Reçu par Boris Johnson en fin de journée, le président du Parlement européen, l'Italien David Sassoli, a déploré qu'il n'y ait eu "aucun progrès".

"Ces discussions atteignent un point critique. Le Royaume-Uni a fait un grand pas en avant et maintenant nous devons voir quelque chose bouger du côté de l'UE", a commenté un porte-parole britannique.

 Londres avait tenté lundi d'apporter des clarifications. Mais selon une source européenne, "rien n'a bougé". "A ce rythme-là, on voit mal comment on pourrait être prêt pour le Conseil" européen des 17 et 18 octobre, présenté comme celui de la dernière chance, a dit une autre source.

Arrivé au pouvoir fin juillet, Boris Johnson s'est engagé à sortir le Royaume-Uni de l'UE à tout prix le 31 octobre, malgré une loi le contraignant à demander un report si aucun accord n'est trouvé d'ici au 19 octobre.

Signe que l'hypothèse d'un "no deal" se renforce, le ministre irlandais des Finances Paschal Donohoe a annoncé mardi un plan de soutien massif à l'économie de son pays, s'élevant à 1,2 milliard d'euros, afin d'en atténuer l'impact.

Le gouvernement britannique a également assuré être "préparé" à un Brexit sans accord.

Mais le centre de réflexion Institute for Fiscal Studies (IFS) a dressé un tableau noir, avec un plongeon de l'activité économique et une explosion du déficit public du Royaume-Uni.

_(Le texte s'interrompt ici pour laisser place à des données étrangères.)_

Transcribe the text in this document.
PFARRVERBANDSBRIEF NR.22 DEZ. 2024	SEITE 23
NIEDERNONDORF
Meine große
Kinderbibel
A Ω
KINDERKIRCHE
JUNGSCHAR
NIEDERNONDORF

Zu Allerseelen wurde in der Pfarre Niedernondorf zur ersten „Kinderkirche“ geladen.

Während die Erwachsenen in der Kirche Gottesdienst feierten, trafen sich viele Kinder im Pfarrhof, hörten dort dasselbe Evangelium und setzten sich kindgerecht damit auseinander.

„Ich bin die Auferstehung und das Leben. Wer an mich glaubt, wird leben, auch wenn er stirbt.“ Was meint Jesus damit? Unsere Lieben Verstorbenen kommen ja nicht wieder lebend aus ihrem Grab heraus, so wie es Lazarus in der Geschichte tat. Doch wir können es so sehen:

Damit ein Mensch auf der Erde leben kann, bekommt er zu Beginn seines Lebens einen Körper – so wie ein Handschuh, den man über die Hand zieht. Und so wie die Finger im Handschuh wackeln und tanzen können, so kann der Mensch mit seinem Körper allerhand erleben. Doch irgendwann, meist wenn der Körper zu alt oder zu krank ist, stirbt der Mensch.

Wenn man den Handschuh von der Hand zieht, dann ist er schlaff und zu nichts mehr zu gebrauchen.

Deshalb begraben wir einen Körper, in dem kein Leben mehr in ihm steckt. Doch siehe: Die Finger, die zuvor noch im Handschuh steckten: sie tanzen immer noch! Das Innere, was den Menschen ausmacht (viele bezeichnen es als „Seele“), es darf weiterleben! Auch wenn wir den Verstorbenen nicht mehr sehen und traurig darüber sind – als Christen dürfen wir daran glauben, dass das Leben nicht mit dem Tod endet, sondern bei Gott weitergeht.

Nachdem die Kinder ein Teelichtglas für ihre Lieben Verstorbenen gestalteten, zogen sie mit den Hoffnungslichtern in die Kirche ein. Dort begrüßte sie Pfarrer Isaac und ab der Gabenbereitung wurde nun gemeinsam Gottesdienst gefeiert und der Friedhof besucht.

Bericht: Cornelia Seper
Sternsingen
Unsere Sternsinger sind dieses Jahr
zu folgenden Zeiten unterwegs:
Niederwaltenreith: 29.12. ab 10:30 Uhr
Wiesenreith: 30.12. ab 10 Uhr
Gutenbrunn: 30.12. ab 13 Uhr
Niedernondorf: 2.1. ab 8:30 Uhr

Selon une source de Downing Street citée par le magazine The Spectator, M. Johnson table sur un échec des négociations avec l'UE et fera "toutes sortes de choses" pour éviter un report. Si finalement la sortie était repoussée une troisième fois le temps d'organiser des élections, Boris Johnson ferait campagne pour un "no deal" en cas de législatives anticipées.

Le gouvernement a décidé de suspendre le Parlement à la fin des débats mardi soir, comme il est de coutume, pour pouvoir présenter son programme de politique nationale lundi prochain.